Modernising India

By M Nauman Khan,
West Wimbledon, London

Aug. 28, 2008

One of the greatest attributes of India is in its diversity and in lies its admiration, and that it pronounces the soul and success of the country.

“A rich and complex mosaic of cultural diversities which had evolved creative mechanisms of compromise and collaboration long before the colonial advent,” writes Ayesha Jalal and goes on, “India through the centuries had managed to retain its geographical unity despite the pressure imposed by military invasion, social division and political conflict.” India’s cellars have multitude of differences and corroding corruption – ethnic diversity, difference of religions, languages, culture, customs, castes, communal, prejudices, philosophy and art, abound. After almost a decade of painstaking field research, in 1999, the Anthropological Survey of India identified 4,635 communities that make up the sum of Indian society.

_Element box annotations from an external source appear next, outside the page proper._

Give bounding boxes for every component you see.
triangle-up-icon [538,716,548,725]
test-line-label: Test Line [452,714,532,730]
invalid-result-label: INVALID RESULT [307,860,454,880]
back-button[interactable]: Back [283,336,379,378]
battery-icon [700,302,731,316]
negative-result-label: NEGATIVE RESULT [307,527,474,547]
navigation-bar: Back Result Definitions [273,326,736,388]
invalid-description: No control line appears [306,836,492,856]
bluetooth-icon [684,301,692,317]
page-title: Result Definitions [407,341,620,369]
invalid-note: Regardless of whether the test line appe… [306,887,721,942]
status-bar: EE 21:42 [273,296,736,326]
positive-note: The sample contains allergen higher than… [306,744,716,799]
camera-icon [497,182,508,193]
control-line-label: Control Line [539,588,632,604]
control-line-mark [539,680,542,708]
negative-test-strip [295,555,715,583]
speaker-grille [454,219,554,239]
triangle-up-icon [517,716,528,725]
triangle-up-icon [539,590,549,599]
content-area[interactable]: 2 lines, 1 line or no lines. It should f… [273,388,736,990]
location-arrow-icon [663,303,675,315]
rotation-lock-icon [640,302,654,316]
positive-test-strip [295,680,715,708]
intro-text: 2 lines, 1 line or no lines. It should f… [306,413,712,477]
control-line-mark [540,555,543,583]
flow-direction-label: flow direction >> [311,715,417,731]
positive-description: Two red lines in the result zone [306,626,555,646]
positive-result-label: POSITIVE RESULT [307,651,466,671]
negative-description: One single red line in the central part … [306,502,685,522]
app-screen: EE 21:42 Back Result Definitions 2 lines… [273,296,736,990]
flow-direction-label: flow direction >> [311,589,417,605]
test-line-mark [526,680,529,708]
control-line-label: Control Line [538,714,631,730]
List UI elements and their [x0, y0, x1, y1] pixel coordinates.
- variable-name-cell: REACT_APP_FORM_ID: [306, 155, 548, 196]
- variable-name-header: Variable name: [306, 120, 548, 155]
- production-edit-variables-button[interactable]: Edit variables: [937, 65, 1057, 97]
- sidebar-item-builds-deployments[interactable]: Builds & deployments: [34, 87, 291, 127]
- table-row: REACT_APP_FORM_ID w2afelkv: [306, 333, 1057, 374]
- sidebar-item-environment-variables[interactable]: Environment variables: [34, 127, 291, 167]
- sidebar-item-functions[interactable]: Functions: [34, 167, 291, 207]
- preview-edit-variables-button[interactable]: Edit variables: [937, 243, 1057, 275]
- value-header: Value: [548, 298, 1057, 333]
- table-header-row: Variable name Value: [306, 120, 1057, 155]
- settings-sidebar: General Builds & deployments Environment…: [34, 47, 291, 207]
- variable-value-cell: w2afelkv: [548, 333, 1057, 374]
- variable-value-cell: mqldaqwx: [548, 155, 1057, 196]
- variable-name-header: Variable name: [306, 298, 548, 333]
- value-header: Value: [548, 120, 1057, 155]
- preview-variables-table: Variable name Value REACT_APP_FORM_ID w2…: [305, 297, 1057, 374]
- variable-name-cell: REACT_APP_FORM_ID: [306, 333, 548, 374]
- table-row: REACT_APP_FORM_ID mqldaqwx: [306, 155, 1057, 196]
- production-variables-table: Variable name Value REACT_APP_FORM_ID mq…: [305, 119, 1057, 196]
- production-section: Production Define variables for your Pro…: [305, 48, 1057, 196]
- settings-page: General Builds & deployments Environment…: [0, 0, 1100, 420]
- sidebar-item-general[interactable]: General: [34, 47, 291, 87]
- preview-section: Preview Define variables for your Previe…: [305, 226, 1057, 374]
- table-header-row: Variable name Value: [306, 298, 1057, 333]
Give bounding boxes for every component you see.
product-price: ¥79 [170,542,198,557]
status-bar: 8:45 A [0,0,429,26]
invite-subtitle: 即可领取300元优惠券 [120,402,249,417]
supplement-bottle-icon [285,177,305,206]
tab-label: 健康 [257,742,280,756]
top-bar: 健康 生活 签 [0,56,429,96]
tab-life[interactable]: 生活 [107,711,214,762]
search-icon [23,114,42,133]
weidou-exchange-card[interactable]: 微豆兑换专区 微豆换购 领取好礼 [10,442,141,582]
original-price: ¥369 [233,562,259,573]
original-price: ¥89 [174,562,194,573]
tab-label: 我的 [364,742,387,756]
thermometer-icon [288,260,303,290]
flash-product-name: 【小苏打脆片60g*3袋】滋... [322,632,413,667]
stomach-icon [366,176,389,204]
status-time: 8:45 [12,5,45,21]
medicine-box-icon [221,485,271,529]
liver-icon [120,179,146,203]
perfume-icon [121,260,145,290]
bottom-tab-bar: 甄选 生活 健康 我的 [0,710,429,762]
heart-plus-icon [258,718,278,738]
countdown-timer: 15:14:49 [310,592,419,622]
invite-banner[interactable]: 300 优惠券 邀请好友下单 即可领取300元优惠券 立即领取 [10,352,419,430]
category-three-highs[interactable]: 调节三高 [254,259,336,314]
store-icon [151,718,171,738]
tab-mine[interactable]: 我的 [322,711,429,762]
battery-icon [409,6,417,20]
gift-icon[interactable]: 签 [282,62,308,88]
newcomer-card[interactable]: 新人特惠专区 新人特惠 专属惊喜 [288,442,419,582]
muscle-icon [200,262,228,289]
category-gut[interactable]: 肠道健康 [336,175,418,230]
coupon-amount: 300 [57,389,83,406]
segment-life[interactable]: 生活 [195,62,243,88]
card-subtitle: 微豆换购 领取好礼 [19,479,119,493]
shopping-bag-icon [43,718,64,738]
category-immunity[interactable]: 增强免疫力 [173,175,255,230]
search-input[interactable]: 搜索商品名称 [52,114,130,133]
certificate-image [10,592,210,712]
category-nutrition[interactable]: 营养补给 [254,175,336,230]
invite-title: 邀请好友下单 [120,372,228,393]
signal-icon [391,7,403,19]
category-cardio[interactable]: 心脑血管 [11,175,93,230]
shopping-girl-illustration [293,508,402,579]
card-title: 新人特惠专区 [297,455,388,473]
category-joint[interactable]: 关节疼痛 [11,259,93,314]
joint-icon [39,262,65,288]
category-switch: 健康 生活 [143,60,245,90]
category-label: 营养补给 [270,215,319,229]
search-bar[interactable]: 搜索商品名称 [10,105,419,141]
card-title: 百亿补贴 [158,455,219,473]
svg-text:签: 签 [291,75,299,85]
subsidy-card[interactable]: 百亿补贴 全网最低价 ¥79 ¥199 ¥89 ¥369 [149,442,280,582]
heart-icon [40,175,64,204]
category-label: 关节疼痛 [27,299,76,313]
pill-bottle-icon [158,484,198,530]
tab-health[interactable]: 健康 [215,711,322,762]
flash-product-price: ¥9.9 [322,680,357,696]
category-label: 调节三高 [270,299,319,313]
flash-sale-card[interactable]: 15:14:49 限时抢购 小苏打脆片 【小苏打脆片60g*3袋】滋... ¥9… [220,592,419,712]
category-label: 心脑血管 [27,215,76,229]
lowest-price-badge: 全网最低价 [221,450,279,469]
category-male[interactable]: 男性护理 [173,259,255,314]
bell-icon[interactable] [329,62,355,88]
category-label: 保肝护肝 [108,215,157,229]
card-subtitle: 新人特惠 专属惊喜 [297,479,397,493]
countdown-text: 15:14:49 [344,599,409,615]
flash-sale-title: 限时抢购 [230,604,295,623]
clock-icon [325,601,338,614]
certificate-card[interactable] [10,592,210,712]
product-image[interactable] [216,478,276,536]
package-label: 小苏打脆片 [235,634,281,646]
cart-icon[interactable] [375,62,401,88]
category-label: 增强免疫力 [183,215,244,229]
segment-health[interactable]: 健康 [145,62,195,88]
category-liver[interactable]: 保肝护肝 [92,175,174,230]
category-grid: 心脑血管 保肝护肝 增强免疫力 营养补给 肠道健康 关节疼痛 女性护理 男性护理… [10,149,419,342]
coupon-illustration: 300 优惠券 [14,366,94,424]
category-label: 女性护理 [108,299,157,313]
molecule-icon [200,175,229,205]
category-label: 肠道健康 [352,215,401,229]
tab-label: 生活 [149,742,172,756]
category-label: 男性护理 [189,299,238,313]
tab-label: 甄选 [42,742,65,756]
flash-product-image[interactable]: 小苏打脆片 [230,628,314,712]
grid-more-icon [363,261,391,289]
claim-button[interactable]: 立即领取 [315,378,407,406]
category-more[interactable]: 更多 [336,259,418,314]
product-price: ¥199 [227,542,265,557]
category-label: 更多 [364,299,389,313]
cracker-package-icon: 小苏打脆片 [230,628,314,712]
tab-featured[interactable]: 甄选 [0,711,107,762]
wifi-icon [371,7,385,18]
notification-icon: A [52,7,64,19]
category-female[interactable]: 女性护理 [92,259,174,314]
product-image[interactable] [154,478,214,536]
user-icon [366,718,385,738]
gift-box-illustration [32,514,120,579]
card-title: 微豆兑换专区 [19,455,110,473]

India, as Nehru wrote over 70 years ago, is “a bundle of contradictions held together by strong but invisible threads.” Indian identity is an idea forged in diversity, according to Shashi Tharoor, author and former under secretary general of the UN who argues “every one of us is in a minority.” Caste and language divisions put everyone a minority. “It is the idea of an ever-ever land – merging from an ancient civilization, united by a shared history, sustained by pluralist democracy. The whole point of Indian pluralism is you can be many things and one thing.”

With the dawn of independence in 1947 India burst with freedom and idealism. Nehru declared the dream not only “for India, but they are also for the world.” Educated Indians discussed the world and their place in it.

Today, quest for gaining political and money power is tempting many Indians pandering to political corruptions and religious pogroms. And a new generation of educated youth seemingly devoid of intellectual debates is aspiring for culture of consumerism.

The Indian elite class appears to smartening up, inside and outside of their country, and moving up to path of power apparently oblivious of its history and ostensibly ignoring idealism. “What a shame it would be to win the lottery of world power and have no idea how to spend it”, remarked Anand Giridharadas, a columnist.